En vez de para nacionalizar la banca, la crisis ha servido para privatizar el estado. Resulta asombroso observar al sector público convertido en avalista del sector privado, obsequiándole con generosidad sus fondos, sin que los ciudadanos, sus legítimos dueños, hayan opuesto la más mínima resistencia a semejante atraco, perpetrado con total desfachatez y a plena […]
En vez de para nacionalizar la banca, la crisis ha servido para privatizar el estado. Resulta asombroso observar al sector público convertido en avalista del sector privado, obsequiándole con generosidad sus fondos, sin que los ciudadanos, sus legítimos dueños, hayan opuesto la más mínima resistencia a semejante atraco, perpetrado con total desfachatez y a plena luz del día.
¿Acaso puede haber algo más natural que alguien que no puede pagar la hipoteca, ayude a su banco a que no quiebre para que pueda embargarle su casa? Perdonemos a nuestros acreedores, y bendigamos u especulación y su usura que tanto bien hacen a la economía (al menos a la suya).
La izquierda no ha sabido movilizar a una sociedad paralizada por el miedo, que se ha sometido dócilmente al chantaje de un capital que le amenazaba diciéndole, mi problema es el vuestro, si yo me arruino, vosotros os hundís conmigo: os quedaréis sin ahorros, sin pensiones, sin vivienda, sin empleo… todos tenéis algo que perder si yo desaparezco del mapa.
El capital sabe que no corre riesgo alguno porque su impunidad está garantizada. Como no tiene principios sino intereses, en el momento en que se ha visto en peligro, no ha dudado en arrojar por la borda, como si de un fardo inservible se tratase, su doctrina de no intervención en el libre mercado, para exigir a los poderes públicos que volasen presurosos a salvarlo.

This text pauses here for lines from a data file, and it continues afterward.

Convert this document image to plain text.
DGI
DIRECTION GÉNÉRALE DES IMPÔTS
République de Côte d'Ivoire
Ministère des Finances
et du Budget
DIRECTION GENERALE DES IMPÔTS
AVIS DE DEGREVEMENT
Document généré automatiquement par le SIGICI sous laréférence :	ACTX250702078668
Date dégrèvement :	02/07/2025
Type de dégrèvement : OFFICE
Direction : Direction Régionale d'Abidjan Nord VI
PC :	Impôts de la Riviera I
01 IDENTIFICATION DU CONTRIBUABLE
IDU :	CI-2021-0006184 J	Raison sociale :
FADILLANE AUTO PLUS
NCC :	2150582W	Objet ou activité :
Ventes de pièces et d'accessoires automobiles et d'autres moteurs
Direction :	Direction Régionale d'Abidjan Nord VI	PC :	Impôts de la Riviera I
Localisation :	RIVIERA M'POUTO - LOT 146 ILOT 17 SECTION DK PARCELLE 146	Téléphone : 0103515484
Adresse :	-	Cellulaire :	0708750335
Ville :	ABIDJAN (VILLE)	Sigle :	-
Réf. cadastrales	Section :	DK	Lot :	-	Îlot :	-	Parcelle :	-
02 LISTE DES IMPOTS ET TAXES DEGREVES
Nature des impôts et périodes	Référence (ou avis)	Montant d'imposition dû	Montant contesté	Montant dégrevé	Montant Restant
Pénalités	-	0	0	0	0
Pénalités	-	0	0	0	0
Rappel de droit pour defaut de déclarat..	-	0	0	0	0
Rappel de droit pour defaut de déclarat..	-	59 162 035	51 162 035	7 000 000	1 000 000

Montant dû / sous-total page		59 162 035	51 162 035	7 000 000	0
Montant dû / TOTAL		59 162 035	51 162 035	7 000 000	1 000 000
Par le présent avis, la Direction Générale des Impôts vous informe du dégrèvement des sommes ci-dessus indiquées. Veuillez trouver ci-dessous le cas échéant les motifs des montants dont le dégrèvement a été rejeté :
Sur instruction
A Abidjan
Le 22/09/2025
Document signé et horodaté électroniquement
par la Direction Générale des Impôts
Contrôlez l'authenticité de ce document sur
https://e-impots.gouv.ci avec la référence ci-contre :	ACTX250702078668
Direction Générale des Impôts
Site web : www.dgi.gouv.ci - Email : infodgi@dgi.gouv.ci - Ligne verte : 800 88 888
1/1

El mito de la mayor eficiencia del sector privado se ha derrumbado como un castillo de naipes. Sobreproducir para obtener más beneficios, tener a la gente ocupada, y colocar los excedentes a base de publicidad y de endeudamiento, no da más de sí. La crisis ha puesto en evidencia que los dogmas de mercado son solo para consumo de los asalariados, no suyo. El capitalismo no es tan tonto como para hacerse a sí mismo el harakiri tomando de su propia medicina, y se comporta como esos altos ejecutivos que predican el despido libre, mientras por detrás blindan sus contratos y se llevan jugosas indemnizaciones como premio a su ruinosa gestión.
Entre gánsteres anda el juego. Esperar que desaparezcan los paraísos fiscales, que los gobiernos vayan a aumentar los impuestos a los ricos o a imponer controles al capital, es creer en los reyes magos. A un capitalismo basura, un mercado basura y una banca basura, solo pueden corresponder soluciones basura.
Cuando no se pueden saquear las arcas privadas, hay que saquear las arcas públicas. Mientras las reglas del casino global no se modifiquen, a las empresas les seguirá saliendo más barato comprar políticos que activos tóxicos. Al fin y al cabo, en democracia, el gobierno es tan solo una subcontrata del capital. Prueba evidente de ello es que después del desplome de su cotización, al erario público le hubiera costado menos quedarse con los bancos insolventes, que aportarles capital y garantías sin cuento para saneárselos gratuitamente a sus dueños. Pero el negocio va a continuar adelante, adobado con despidos, y con la misma receta de siempre: moderación de salarios e inflación de beneficios.
La crisis para el que trabaja.
Decir que han fallado los reguladores, los auditores o las agencias de calificación, es quedarse en la anécdota. Excusas de mal pagador. El sistema está podrido y falla por su base, aunque por una vez, y sin que sirva de precedente, nadie podrá echar la culpa de la debacle financiera y del terrorismo inmobiliario a Al Qaeda.